In February, Oregon’s Attorney General, Ellen Rosenblum declined to defend the ban, arguing that it would not stand up to a constitutional challenge.

The lack of opposition from the state had meant that when the case appeared before the court, it would have done so unopposed.

However, anti-gay group the National Organisation for Marriage has now filed a motion to intervene in the case, to oppose the ban in lieu of the state.

Brian Brown, the group’s president, said: “Marriage in Oregon is worthy of defense, yet the Attorney General has abandoned her duty to defend the marriage state constitutional amendment enacted overwhelmingly in 2004 and in effect has switched sides.

“We are working to protect the interests of our members who support true marriage against a collusive lawsuit that has the state joining with the plaintiffs against the interests of our members, and the state’s voters.”

The case to overturn the ban, brought by the American Civil Liberties Union on behalf of several same-sex couples, is scheduled to be heard in federal district court in Eugene tomorrow.

John Eastman, who is seeking to be NOM’s lead legal counsel in the case,  filed the motion to intervene today.
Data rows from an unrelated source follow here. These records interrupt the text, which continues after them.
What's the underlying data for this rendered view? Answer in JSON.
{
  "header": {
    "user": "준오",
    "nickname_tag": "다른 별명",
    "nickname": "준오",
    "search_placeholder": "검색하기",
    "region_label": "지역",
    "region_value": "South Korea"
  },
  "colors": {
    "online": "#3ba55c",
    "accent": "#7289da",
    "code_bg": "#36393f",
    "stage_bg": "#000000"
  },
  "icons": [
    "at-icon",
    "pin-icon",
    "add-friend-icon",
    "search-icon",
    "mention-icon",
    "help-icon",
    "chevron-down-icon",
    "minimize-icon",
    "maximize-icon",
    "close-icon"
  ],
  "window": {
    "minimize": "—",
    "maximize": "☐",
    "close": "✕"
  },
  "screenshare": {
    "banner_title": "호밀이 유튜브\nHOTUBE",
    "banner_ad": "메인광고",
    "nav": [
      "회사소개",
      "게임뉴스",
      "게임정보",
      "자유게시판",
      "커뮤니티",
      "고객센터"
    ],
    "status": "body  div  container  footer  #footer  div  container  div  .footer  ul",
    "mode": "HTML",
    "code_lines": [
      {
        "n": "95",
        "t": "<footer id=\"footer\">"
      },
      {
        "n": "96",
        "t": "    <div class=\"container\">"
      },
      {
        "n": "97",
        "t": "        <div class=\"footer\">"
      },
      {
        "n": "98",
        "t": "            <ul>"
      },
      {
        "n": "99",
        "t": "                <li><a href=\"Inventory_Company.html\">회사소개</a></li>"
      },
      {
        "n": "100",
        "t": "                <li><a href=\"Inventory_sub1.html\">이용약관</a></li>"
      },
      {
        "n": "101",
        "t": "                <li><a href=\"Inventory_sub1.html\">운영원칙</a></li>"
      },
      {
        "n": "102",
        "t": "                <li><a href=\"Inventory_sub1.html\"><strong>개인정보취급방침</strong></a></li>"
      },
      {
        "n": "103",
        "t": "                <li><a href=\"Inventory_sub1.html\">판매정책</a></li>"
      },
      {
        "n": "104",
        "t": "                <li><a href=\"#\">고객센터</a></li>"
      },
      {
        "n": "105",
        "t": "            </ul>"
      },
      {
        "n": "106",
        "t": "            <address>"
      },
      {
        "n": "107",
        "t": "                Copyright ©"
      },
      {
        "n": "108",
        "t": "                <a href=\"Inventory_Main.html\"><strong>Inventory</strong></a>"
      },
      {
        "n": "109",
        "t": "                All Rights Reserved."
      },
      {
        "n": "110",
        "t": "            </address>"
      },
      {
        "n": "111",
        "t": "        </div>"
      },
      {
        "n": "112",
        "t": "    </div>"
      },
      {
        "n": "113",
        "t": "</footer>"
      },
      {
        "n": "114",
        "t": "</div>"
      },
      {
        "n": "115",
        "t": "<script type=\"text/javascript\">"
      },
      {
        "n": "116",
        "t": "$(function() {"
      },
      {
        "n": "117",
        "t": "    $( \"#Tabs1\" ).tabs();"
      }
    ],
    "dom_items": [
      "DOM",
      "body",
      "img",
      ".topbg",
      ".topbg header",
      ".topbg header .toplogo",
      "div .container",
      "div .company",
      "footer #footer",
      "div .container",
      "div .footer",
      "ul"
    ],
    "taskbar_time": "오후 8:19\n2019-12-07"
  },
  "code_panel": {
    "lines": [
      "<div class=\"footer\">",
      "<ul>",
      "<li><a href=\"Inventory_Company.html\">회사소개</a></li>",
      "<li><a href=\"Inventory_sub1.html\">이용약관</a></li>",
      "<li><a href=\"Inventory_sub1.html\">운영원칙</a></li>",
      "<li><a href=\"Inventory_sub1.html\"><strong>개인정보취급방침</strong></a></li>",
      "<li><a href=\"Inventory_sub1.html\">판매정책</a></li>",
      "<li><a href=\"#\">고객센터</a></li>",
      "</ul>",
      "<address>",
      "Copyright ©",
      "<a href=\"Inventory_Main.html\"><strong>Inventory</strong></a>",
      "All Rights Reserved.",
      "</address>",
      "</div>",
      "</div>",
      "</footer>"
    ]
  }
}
He said: “It is precisely for this reason that federal law has a strong premise that organizations like NOM should be able to intervene to defend the interests of their members who cannot adequately defend those interests themselves.”

David Fidanque of the Orgegon ACLU said the his group would oppose the eleventh-hour motion from NOM, “because it is coming at such a late date.”

NOM is holding an anti-gay fundraising gala next month, with tickets costing up to $15,000.